Waruhiu Itote (1922 – 30 April 1993), nom de guerre General China, was one of the key leaders of the Mau Mau Uprising (1952–1960) in British Kenya alongside Dedan Kimathi, Stanley Mathenge, Kurito ole Kisio, Musa Mwariama and Muthoni Kirima.
General China was the first senior Mau Mau leader to be captured by the government, when he fell into a trap in 1954. He was jailed alongside future Kenyan president Jomo Kenyatta.
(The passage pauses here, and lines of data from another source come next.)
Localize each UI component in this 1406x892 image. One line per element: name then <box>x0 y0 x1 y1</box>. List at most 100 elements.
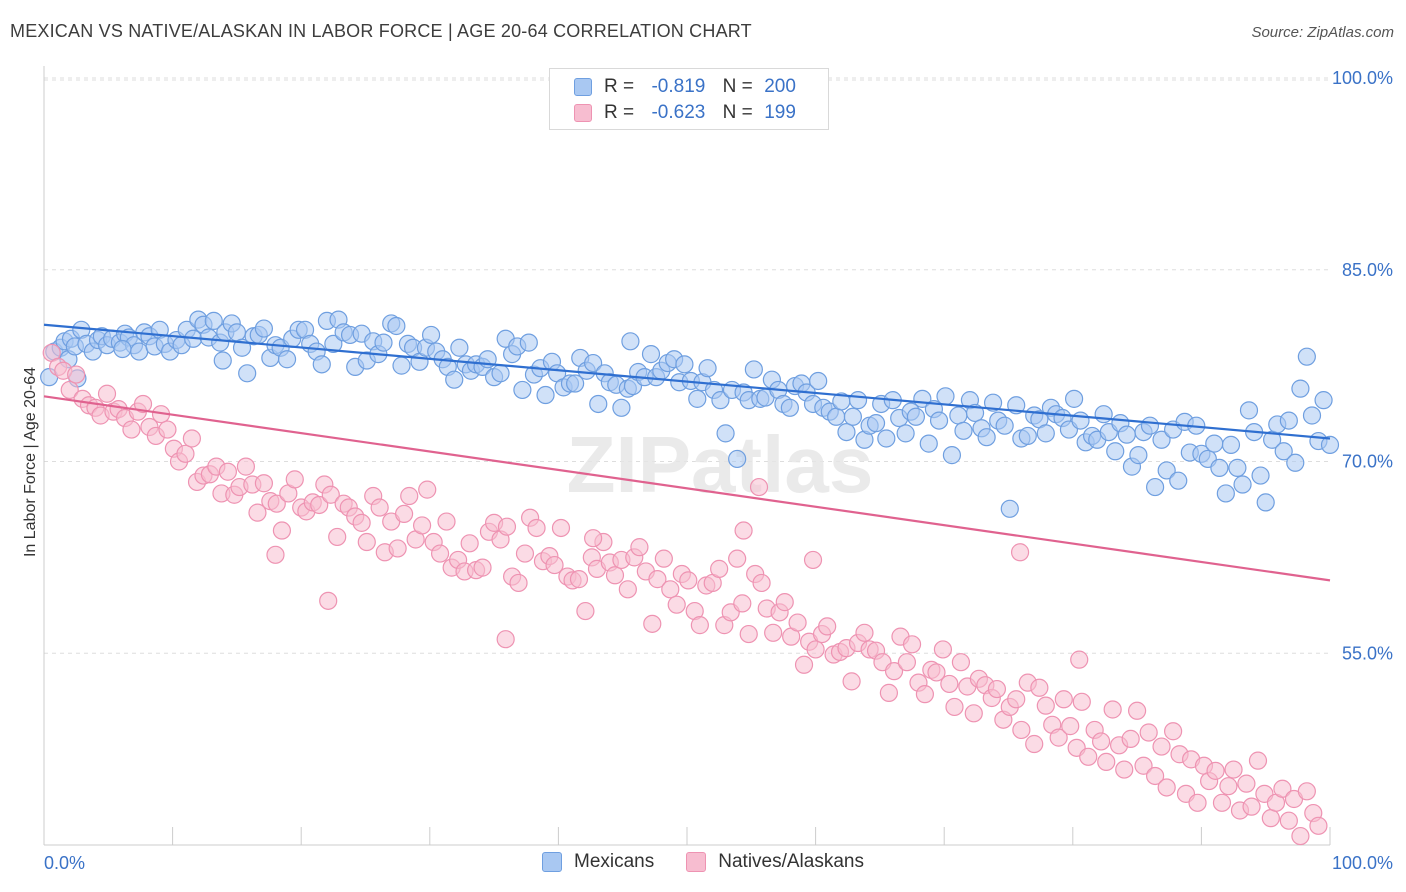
native-point <box>855 623 874 642</box>
native-point <box>176 444 195 463</box>
y-tick-label: 100.0% <box>1332 68 1393 88</box>
native-point <box>551 518 571 538</box>
native-point <box>1206 761 1225 780</box>
native-point <box>584 529 603 548</box>
mexican-point <box>277 350 297 369</box>
mexican-point <box>1152 430 1171 449</box>
mexican-point <box>1291 379 1310 398</box>
mexican-point <box>936 387 955 406</box>
native-point <box>739 624 758 644</box>
native-point <box>400 486 419 506</box>
native-point <box>1219 777 1238 796</box>
mexican-point <box>983 393 1003 412</box>
native-point <box>1049 728 1068 747</box>
mexican-point <box>995 416 1014 435</box>
mexican-point <box>827 407 846 426</box>
mexican-point <box>566 374 585 393</box>
pink-swatch <box>574 104 592 122</box>
native-point <box>1242 797 1261 816</box>
native-point <box>158 420 177 439</box>
native-point <box>964 704 983 723</box>
native-point <box>775 593 794 612</box>
native-point <box>794 655 814 674</box>
mexican-point <box>621 332 640 351</box>
native-point <box>1139 723 1158 742</box>
native-point <box>285 470 304 489</box>
legend-label: Mexicans <box>574 851 655 872</box>
native-point <box>1212 793 1232 812</box>
native-point <box>1054 690 1073 709</box>
native-point <box>67 365 86 384</box>
native-point <box>133 394 153 414</box>
native-point <box>460 534 479 553</box>
native-point <box>690 616 709 635</box>
native-point <box>267 494 286 513</box>
native-point <box>1115 760 1134 779</box>
native-point <box>388 539 407 558</box>
blue-swatch <box>574 78 592 96</box>
native-point <box>733 594 752 613</box>
mexican-point <box>1140 416 1160 435</box>
y-axis-title: In Labor Force | Age 20-64 <box>22 367 39 557</box>
mexican-point <box>728 449 747 469</box>
native-point <box>473 558 492 577</box>
native-point <box>272 521 292 540</box>
native-point <box>618 580 637 599</box>
mexican-point <box>238 364 257 383</box>
native-point <box>321 485 340 504</box>
native-point <box>842 672 861 691</box>
native-point <box>1007 690 1026 709</box>
mexican-point <box>421 325 441 345</box>
native-point <box>897 653 917 672</box>
r-label: R = <box>604 76 635 97</box>
native-point <box>497 517 517 536</box>
mexican-point <box>848 391 868 410</box>
mexican-point <box>1251 466 1270 485</box>
native-point <box>1157 778 1176 797</box>
mexican-point <box>919 434 938 453</box>
native-point <box>254 474 274 493</box>
mexican-trend-line <box>43 323 1331 440</box>
native-point <box>394 504 414 524</box>
y-tick-label: 70.0% <box>1342 452 1393 472</box>
native-point <box>1097 752 1116 772</box>
native-point <box>648 570 667 589</box>
native-point <box>945 697 964 717</box>
native-point <box>679 571 698 590</box>
native-point <box>97 384 117 403</box>
native-point <box>1134 756 1153 775</box>
native-point <box>933 640 953 659</box>
mexican-point <box>1221 435 1241 454</box>
native-point <box>1291 826 1310 846</box>
mexican-point <box>1157 461 1176 480</box>
mexican-point <box>1117 425 1136 444</box>
native-point <box>527 518 546 538</box>
native-point <box>352 513 371 532</box>
mexican-point <box>1064 389 1084 408</box>
native-point <box>1273 779 1292 798</box>
mexican-point <box>1129 446 1148 465</box>
mexican-point <box>1216 484 1235 503</box>
native-point <box>605 566 625 585</box>
n-label: N = <box>722 102 753 123</box>
native-point <box>1279 811 1298 830</box>
native-point <box>630 538 649 557</box>
native-point <box>818 617 837 636</box>
mexican-point <box>1279 411 1298 430</box>
native-point <box>667 595 686 614</box>
native-point <box>1061 717 1080 736</box>
native-point <box>734 521 753 540</box>
mexican-point <box>1210 458 1229 477</box>
native-point <box>1297 782 1316 801</box>
mexican-point <box>675 355 694 374</box>
native-point <box>951 653 971 672</box>
legend-item-natives: Natives/Alaskans <box>686 851 864 873</box>
native-point <box>1164 722 1183 741</box>
mexican-point <box>1036 424 1055 443</box>
native-point <box>915 685 935 704</box>
r-value: -0.819 <box>651 76 706 97</box>
native-point <box>788 613 807 632</box>
mexican-point <box>1297 347 1316 366</box>
n-value: 199 <box>764 102 796 123</box>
Because of his cooperation with the colonial government, General China's legacy is often controversial. To most of his compatriots, he was a turn-coat who saved his neck by betraying others. He is regarded one of the few moderates among the Mau Mau leadership
Waruhiu Itote was born into a prosperous farming family in Kaheti village, Mukurwe-ini division, Nyeri District in 1922. He received minimal education at a local Church of Scotland mission, before moving to Nairobi as a teenager to escape his father's beatings.
He married his first wife, Leah Wambura, in December 1940.
Itote enlisted in the British army in 1942, serving in the King's African Rifles throughout Asia, firstly at Ceylon and then in the Burma Campaign. Whilst in Burma he was promoted to the rank of Corporal. He passed up an opportunity for promotion and asked to be discharged
Returning to Kenya, he became disillusioned with the lack of opportunities for black soldiers while white soldiers were being rewarded, leading him to become involved in urban politics as he joined the Kenya African Union in 1946. In the company of fellow ex-army comrades he dabbled in the criminal underworld as part of Nairobi's Forty Group, to supplement his wages as a fireman.
In 1950, Itote swore the Mau Mau oath, and subsequently became responsible for oathing and was an executioner of traitors. As the police began clamping down on Mau Mau activities in 1952, Itote moved to the forests of Mount Kenya with a band of followers to begin his insurgency. From here Itote began a wave of attacks on white settler farms in Nyeri and targeted loyalists to nearby villages. He soon gained a reputation as a skilled commander with an ability to organise.
Itote was captured by British troops on 15 January 1954 during a failed operation against a police post in Mathira. During the capture, he was shot and wounded in the neck.
He was charged with consorting with persons carrying firearms and being in possession of ammunition. Itote was represented at his trial by the prominent Asian lawyer A.R. Kapila. Itote was found guilty and sentenced to hang.
Following a deal instigated by Ian Henderson, Itote agreed to cooperate with the government and negotiate an end to the uprising in return for his life. The cooperation of Itote led General Erskine to bring Operation Anvil to a close.
Itote was unable to bring about the surrender of his Mau Mau comrades, and so was placed in a detention camp in Lokitaung. Here he stayed with his former opponent, Jomo Kenyatta who taught him how to speak and write in English.
In prison, General China saved the future president's life after a fellow inmate, Kariuki Chotara, then a minor on murder charges, attempted to stab Jomo Kenyatta.
Itote stayed in detention for the next nine years, and was released in 1962. He was then taken under the wing of Kenyatta in his new government. He also got military training in Israel, before returning to Kenya to serve as assistant director of the National Youth Service under Geoffrey Griffin, a position he held up to 1984.
In 1967 he published his autobiography, "Mau Mau" General (East African Publishing House), and in 1979 wrote Mau Mau in Action (Transafrica Books). He served as the top officer of Kenya National Youth service with his headquarters at Ruaraka, Nairobi.
He died of a stroke in 1993 at the age of 71. At the time of his death he was running a farm near Ol Kalou in Kenya.
In 2010, Waruhiu's wife and stepdaughter donated the bullet that had been lodged in his neck for three decades to the National Museums of Kenya. The bullet was removed in 1988; it had gone through his chin, bruised his collarbone, ricocheted to the left and then lodged itself at the base of his neck.